# Asylum or work-permits in Portugal?



## kleinp (May 24, 2011)

Hello all, 

I permanently moved to Europe (currently in Germany where I grew up long ago), and I needed to ask the forum how is it easiest for a US Citizen to obtain a work-permit if one is not highly educated? Is Portugal any easier? Are there _gainful_ jobs that the Portugese don't want which an American will likely be permitted for? Here in Germany I have (4) job offers but its taking much too long for my new work-permit change to be approved or denied, and the Companies who want me will not wait that long. 4 weeks ago I applied for a work-permit change to be a [permanent] Electrician but through a private [Temp]-Agency/Job Service, and there is no telling of any answer. I want to work, have many job offers, but can't legally work yet(=stress-overload).

Are there certain Regions that often give Americans a better chance at a work-permit than other Regions? 

Does anyone know any Americans (without permanent Residency) doing simpler, permanent jobs with little or no work-permit problems anywhere in the EU? In what EU Country can a foreigner utilize Temp-Agencies or similar private Job Service offices? Btw, French is my weakest language (almost zero).

(Please don't laugh) but I even thought of applying for _Asylum_ from the truly criminally oppressive, constitution-ignoring, failed Us {true story too long & inappropriate to discuss here}. Also, I was born in France (but not of EU parents) and people who know & believe my personal situation have been trying to contact the Town Hall where I was born on my behalf, to no avail. Here in Germany one certain Supervisor of Foreigners knows & believes my story but says I will certainly be laughed at {Re: Asylum request} particularly in a pro-Us Military Country as Germany currently is). Does anyone have any positive comments or advice on this? 
**{is there a better internet forum to discuss these matters in?}**

Advocates of my [not uncommon) situation had actually thought I might apply for Citizenship or Asylum in far eastern EU/Balkan areas (or farther east) where I would much less likely be laughed at, then resume my residency trials & tribulations back here in the EU where I can still earn an honest life for myself & eventually raise a Family where my future children will be safe & have adequate opportunity. 

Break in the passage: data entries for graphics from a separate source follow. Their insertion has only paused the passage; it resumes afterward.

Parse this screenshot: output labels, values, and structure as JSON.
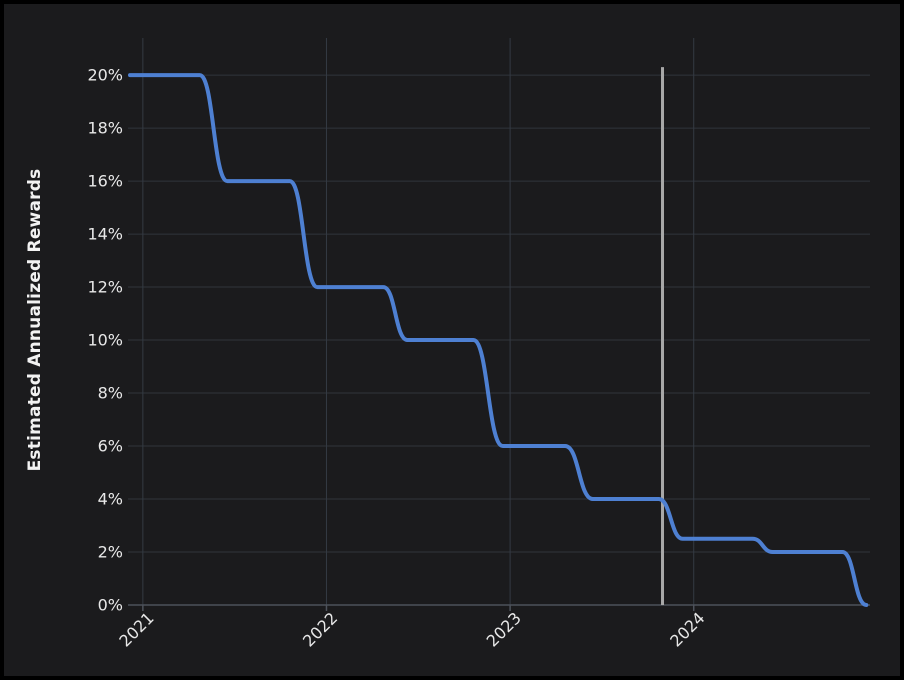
{
  "colors": {
    "background": "#1b1b1d",
    "panel_border": "#000000",
    "line": "#4e80d2",
    "grid_horizontal": "#30353c",
    "grid_vertical": "#343a43",
    "axis": "#4d525b",
    "marker": "#a8a8a8",
    "text": "#e8e8e8"
  },
  "chart_data": {
    "type": "line",
    "title": "",
    "xlabel": "",
    "ylabel": "Estimated Annualized Rewards",
    "legend": "none",
    "grid": "on",
    "xlim": [
      2020.93,
      2024.96
    ],
    "ylim": [
      0,
      21.4
    ],
    "x_ticks": [
      2021,
      2022,
      2023,
      2024
    ],
    "x_tick_labels": [
      "2021",
      "2022",
      "2023",
      "2024"
    ],
    "y_ticks": [
      0,
      2,
      4,
      6,
      8,
      10,
      12,
      14,
      16,
      18,
      20
    ],
    "y_tick_labels": [
      "0%",
      "2%",
      "4%",
      "6%",
      "8%",
      "10%",
      "12%",
      "14%",
      "16%",
      "18%",
      "20%"
    ],
    "series": [
      {
        "name": "estimated-annualized-rewards",
        "color": "#4e80d2",
        "points": [
          [
            2020.93,
            20
          ],
          [
            2021.31,
            20
          ],
          [
            2021.46,
            16
          ],
          [
            2021.8,
            16
          ],
          [
            2021.95,
            12
          ],
          [
            2022.31,
            12
          ],
          [
            2022.44,
            10
          ],
          [
            2022.8,
            10
          ],
          [
            2022.96,
            6
          ],
          [
            2023.3,
            6
          ],
          [
            2023.45,
            4
          ],
          [
            2023.81,
            4
          ],
          [
            2023.94,
            2.5
          ],
          [
            2024.32,
            2.5
          ],
          [
            2024.43,
            2
          ],
          [
            2024.81,
            2
          ],
          [
            2024.94,
            0
          ]
        ]
      }
    ],
    "marker_line": {
      "x": 2023.83,
      "y_span": [
        0,
        20.3
      ],
      "color": "#a8a8a8"
    }
  }
}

I have not lived in the Us for many years and I will never go back. Everything I've ever honestly earned there (quite a lot) is long-lost by no fault of mine, and I vehemently feel [it] is no longer a place for most honest, middle-class, god-fearing people; I have *no* Country to go back to if I don't legally obtain my next work-permit or Visa extension somewhere in the EU relatively soon. I can't imagine going back to the dangerous 3rd-world Country where a Human Rights advocate rescued me from earlier this year; I would either die there from Sunburn or violence from Bandits.

Thanks to everyone for your patience as you read this post.

I would greatly appreciate anyone's positive advice as I would do for you (but please no sales pitches for services). Thanks!


----------



## canoeman (Mar 3, 2011)

Your unlikely to fair any better in Portugal and probably worse with wages and unemployment, I would think that you really need good professional help with your situation.


----------